I recently read an article about a Swedish city that used waste to reduce its dependence on fossil fuels and actually managed to heat their homes and businesses without resorting to oil, natural gas or coal. This saved them a lot of money, reduced carbon emissions drastically and is making them energy independent. Who wouldn't want that? In another development, Iran has cut fuel subsidies with the valid argument that much of the subsidy was actually going to the rich, because they consume the highest amount of fuel. This will obviously reduce consumption and is another example of how a sane policy decision (regardless of the political backdrop) feeds into the "save the weather" campaign (Yes. I've actually seen that poster in a rally). So the way I see it, excessive carbon emissions are a sign of inefficiency, and whether it's the leading cause of climate change or not, economically, it makes sense to reduce that inefficiency. So why not forget about the why and just focus on the how. The more we save... the better off we are.
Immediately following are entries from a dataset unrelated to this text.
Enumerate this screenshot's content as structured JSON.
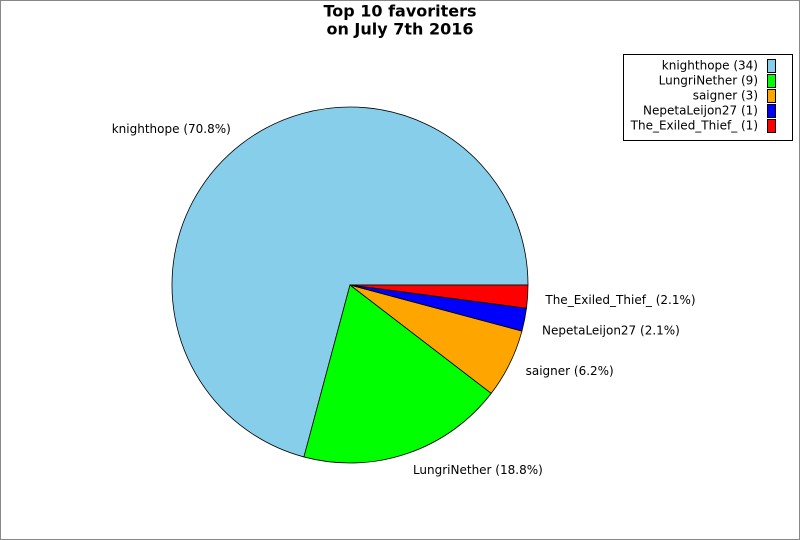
{
  "chart_data": {
    "type": "pie",
    "title": "Top 10 favoriters",
    "subtitle": "on July 7th 2016",
    "categories": [
      "knighthope (34)",
      "LungriNether (9)",
      "saigner (3)",
      "NepetaLeijon27 (1)",
      "The_Exiled_Thief_ (1)"
    ],
    "values": [
      34,
      9,
      3,
      1,
      1
    ],
    "value_labels": [
      "knighthope (70.8%)",
      "LungriNether (18.8%)",
      "saigner (6.2%)",
      "NepetaLeijon27 (2.1%)",
      "The_Exiled_Thief_ (2.1%)"
    ],
    "colors": [
      "#87ceeb",
      "#00ff00",
      "#ffa500",
      "#0000ff",
      "#ff0000"
    ],
    "legend": "upper right"
  }
}
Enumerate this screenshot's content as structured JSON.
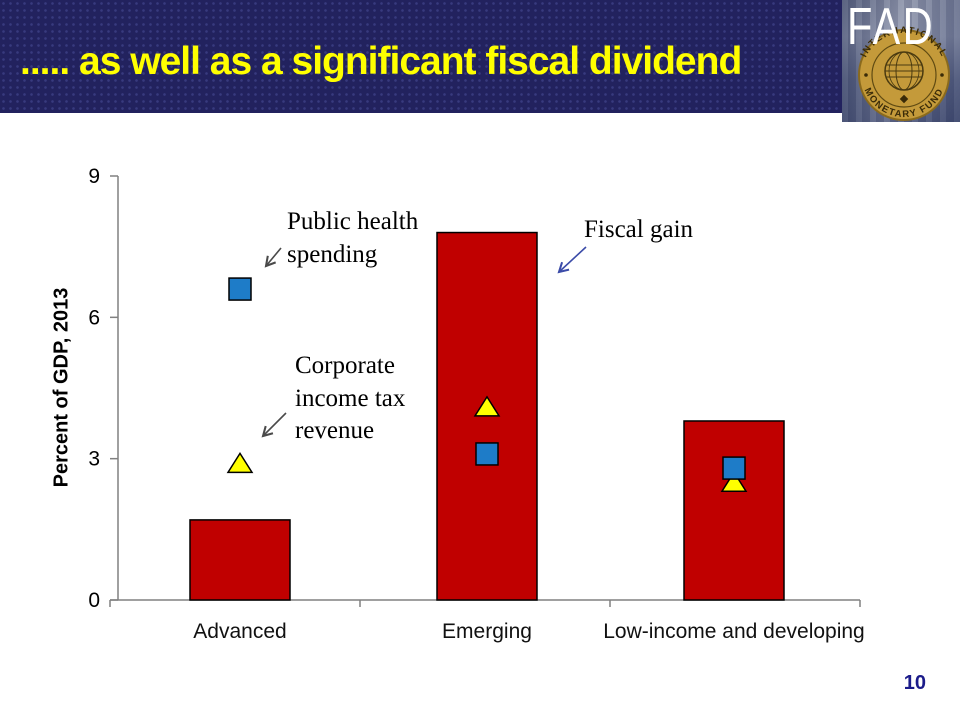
{
  "slide": {
    "title": "..... as well as a significant fiscal dividend",
    "page_number": "10",
    "banner_color": "#22225E",
    "title_color": "#FFFF00",
    "background_color": "#FFFFFF"
  },
  "logo": {
    "text": "FAD",
    "seal_text_top": "INTERNATIONAL",
    "seal_text_bottom": "MONETARY FUND",
    "seal_color": "#C49A3A"
  },
  "chart_data": {
    "type": "bar",
    "title": "",
    "xlabel": "",
    "ylabel": "Percent of GDP, 2013",
    "ylim": [
      0,
      9
    ],
    "yticks": [
      0,
      3,
      6,
      9
    ],
    "grid": false,
    "legend_position": "none",
    "categories": [
      "Advanced",
      "Emerging",
      "Low-income and developing"
    ],
    "series": [
      {
        "name": "Fiscal gain",
        "marker": "bar",
        "color": "#C00000",
        "values": [
          1.7,
          7.8,
          3.8
        ]
      },
      {
        "name": "Corporate income tax revenue",
        "marker": "triangle",
        "color": "#FFFF00",
        "values": [
          2.9,
          4.1,
          2.5
        ]
      },
      {
        "name": "Public health spending",
        "marker": "square",
        "color": "#1E7CC8",
        "values": [
          6.6,
          3.1,
          2.8
        ]
      }
    ],
    "axis_color": "#808080"
  },
  "annotations": [
    {
      "label": "Public health spending",
      "text": "Public health\nspending",
      "arrow_color": "#4a4a4a",
      "target_series": "Public health spending"
    },
    {
      "label": "Corporate income tax revenue",
      "text": "Corporate\nincome tax\nrevenue",
      "arrow_color": "#4a4a4a",
      "target_series": "Corporate income tax revenue"
    },
    {
      "label": "Fiscal gain",
      "text": "Fiscal gain",
      "arrow_color": "#3B4BA8",
      "target_series": "Fiscal gain"
    }
  ]
}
A New Scientist article has shown that countries are making unilateral commitments to reduce greenhouse gases regardless of any international agreement. Brazil and China lead in this and are planning for their "green growth". They have invested in technologies that will get them there and it seems to me that whoever decides not to follow suit will find themselves 20 years from now, when fossil fuels run out, lagging behind and still bickering about the existence of snow in the north pole. Yes, I'm talking to you America.
As to you environmentalists I say this (plagiarizing from a Rally for Sanity poster): Why don't you tone down the debate a little and use the more rational line "I disagree with you, but I'm pretty sure your mother is not a female dog." You're not winning any friends with that self-righteous attitude.